News & Runway

Hedi Slimane Is Changing Careers (for Now)

Image: MARTIN BUREAU/AFP/Getty Images

Image: MARTIN BUREAU/AFP/Getty Images

Like fellow Dior alum Raf Simons, Hedi Slimane is one of those inimitable designers whose movements we stalk with cat-like precision. Since vacating his role as creative and image director of Saint Laurent back in March, we haven’t heard much from the scene-making, divisive figure — aside from the occasional Twitter rant and some ill-founded rumors of an eponymous fashion line.

Until now. In Wednesday’s New York Times, the master of rebranding revealed he is now devoting himself to photography full time. His most recent series, entitled a “New York Diary,” appears in the latest issue of V Magazine (the same one Kendall Jenner got tatted for). For the project, Slimane, a fan of black-and-white portraiture, shot New York’s “esoteric illuminati” — Sonic Youth frontman Thurston Moore, Italian-born artist Francesco Clemente, No Wave icons James Chance and Lydia Lunch and up-and-coming pop rock band The Lemon Twigs, to name a few. Slimane will continue to feature in V, shadowing and shooting Paris-, New York- and Los Angeles-based musicians, writers, comedians and artists for the ongoing project.

Thurston Moore, from Slimane’s “New York Diary” in V Magazine.
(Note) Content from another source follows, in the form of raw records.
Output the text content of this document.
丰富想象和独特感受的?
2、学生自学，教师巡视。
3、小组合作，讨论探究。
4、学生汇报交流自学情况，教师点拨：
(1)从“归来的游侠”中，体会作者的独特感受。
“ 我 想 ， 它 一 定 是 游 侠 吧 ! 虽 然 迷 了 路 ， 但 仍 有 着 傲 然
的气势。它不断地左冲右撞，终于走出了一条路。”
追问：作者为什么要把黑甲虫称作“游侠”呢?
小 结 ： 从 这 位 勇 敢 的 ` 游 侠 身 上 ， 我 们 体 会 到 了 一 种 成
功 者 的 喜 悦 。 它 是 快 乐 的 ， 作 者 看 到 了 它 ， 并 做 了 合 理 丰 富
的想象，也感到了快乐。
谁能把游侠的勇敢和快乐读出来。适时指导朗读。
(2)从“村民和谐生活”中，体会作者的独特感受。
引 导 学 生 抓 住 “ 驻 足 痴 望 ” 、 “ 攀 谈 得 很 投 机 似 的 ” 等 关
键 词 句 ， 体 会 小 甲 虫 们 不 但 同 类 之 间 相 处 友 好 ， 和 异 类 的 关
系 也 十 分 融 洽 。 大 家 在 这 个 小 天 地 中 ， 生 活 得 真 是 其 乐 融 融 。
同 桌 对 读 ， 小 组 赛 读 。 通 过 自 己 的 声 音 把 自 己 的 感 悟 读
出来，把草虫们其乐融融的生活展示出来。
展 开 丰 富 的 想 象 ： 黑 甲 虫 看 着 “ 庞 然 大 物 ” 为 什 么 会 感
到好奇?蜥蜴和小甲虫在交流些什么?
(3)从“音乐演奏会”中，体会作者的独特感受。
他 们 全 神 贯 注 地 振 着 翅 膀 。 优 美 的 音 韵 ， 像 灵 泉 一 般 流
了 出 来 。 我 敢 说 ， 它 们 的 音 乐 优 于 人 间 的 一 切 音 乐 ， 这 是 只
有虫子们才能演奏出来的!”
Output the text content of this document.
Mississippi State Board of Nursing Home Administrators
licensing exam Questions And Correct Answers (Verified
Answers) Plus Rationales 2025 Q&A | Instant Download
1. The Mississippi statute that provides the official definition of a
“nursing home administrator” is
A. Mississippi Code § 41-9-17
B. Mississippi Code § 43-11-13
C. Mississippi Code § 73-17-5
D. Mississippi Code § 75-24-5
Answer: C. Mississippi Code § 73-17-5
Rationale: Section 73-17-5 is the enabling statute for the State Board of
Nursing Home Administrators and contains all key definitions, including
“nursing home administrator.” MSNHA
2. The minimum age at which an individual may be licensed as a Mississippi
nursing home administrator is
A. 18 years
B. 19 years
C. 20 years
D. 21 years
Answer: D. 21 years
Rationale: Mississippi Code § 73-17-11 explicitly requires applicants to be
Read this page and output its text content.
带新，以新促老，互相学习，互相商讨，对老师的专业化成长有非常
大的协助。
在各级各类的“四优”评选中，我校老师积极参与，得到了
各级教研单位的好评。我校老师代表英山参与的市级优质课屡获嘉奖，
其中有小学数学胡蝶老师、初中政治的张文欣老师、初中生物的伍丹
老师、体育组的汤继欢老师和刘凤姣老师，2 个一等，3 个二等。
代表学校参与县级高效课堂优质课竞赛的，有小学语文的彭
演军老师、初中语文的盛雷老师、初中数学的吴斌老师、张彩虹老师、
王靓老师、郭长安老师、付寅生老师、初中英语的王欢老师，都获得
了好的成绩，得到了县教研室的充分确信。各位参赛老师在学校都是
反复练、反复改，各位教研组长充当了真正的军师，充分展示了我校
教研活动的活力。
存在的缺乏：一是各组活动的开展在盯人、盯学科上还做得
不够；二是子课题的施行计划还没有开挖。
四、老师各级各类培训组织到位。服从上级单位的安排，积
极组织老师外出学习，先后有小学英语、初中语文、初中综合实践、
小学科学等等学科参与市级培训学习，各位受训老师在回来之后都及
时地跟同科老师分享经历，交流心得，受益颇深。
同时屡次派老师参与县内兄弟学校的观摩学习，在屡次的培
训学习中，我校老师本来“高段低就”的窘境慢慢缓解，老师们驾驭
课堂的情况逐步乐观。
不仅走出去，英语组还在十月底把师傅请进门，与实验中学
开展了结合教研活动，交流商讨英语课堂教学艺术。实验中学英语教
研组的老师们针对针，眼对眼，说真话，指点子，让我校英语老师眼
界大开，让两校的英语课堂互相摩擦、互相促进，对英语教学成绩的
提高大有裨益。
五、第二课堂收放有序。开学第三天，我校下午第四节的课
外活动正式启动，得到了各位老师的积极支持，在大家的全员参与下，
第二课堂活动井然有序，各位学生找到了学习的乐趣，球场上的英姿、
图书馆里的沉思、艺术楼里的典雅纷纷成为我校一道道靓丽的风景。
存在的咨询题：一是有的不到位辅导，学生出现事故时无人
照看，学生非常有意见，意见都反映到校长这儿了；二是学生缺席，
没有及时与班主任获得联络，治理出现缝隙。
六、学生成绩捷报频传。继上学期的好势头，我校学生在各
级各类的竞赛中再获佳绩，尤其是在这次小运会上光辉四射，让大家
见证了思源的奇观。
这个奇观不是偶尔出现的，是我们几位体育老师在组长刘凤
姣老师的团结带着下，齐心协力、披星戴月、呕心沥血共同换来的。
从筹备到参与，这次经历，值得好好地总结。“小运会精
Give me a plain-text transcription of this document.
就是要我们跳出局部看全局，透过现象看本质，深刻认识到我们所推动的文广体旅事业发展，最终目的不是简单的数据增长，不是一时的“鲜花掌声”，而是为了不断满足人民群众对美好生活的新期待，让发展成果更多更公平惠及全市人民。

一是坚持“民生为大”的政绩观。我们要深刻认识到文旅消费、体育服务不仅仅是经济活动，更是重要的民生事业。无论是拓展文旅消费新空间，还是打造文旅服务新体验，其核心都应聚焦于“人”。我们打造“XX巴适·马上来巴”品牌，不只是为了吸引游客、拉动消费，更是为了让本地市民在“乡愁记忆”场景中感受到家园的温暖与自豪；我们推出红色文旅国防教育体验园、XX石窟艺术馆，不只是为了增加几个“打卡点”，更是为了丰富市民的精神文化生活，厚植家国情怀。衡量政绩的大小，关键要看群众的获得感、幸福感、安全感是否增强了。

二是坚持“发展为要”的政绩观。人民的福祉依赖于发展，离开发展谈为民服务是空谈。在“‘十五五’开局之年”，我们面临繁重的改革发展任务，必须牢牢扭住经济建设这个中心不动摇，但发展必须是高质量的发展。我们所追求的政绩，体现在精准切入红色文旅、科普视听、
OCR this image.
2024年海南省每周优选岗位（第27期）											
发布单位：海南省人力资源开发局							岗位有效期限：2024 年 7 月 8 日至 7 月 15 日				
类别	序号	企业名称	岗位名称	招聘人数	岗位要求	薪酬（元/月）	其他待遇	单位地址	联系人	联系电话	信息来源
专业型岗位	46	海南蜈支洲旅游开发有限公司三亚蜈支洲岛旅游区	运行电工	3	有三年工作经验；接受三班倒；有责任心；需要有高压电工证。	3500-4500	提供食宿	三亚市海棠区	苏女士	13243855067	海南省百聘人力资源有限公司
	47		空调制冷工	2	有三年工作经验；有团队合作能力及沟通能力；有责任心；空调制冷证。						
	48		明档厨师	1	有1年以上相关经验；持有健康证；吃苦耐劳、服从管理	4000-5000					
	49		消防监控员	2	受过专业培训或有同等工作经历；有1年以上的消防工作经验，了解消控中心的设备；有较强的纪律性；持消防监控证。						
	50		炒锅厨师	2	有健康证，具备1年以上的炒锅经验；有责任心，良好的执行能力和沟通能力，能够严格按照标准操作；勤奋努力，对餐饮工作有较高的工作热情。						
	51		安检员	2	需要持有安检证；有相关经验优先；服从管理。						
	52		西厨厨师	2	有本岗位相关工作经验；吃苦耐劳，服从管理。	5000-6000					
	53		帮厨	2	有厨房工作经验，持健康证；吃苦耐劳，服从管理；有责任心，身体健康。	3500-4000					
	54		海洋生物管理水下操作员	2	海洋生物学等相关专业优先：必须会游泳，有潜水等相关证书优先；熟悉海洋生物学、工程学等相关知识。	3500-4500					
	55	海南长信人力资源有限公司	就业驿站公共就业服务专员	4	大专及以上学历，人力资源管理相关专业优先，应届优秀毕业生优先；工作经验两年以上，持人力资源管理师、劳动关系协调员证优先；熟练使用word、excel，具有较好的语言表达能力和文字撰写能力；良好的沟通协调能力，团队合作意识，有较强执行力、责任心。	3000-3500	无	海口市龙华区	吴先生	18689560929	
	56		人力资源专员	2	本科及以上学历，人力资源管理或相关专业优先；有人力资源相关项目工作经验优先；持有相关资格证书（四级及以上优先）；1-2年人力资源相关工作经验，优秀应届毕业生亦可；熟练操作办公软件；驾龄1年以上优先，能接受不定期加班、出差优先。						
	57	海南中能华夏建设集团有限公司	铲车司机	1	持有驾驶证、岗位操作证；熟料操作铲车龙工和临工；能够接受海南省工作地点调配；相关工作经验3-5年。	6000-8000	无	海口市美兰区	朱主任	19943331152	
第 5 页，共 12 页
Thurston Moore, from Slimane’s “New York Diary” in V Magazine; Image: Hedi Slimane

Slimane’s love affair with the lens is no secret. During his tenure at Saint Laurent, Slimane shot all of the label’s campaigns and his photographic blog Hedi Slimane Diary has been a source of Tumblr gold since its 2006 inception.

Of the connection between his photographs and his design work, Slimane commented, “They are really different and clearly separate disciplines. Sincerity and authenticity in design are equally important. I consistently tried to preserve them, no matter what it takes, and avoid a certain contrived formality, which is an established convention in modern design.”

Still, he’s by no means retiring from design. “Naturally, photography will always be there, however I never intended to stop designing,” Slimane told the Times. “I never said I will stop designing in the future.”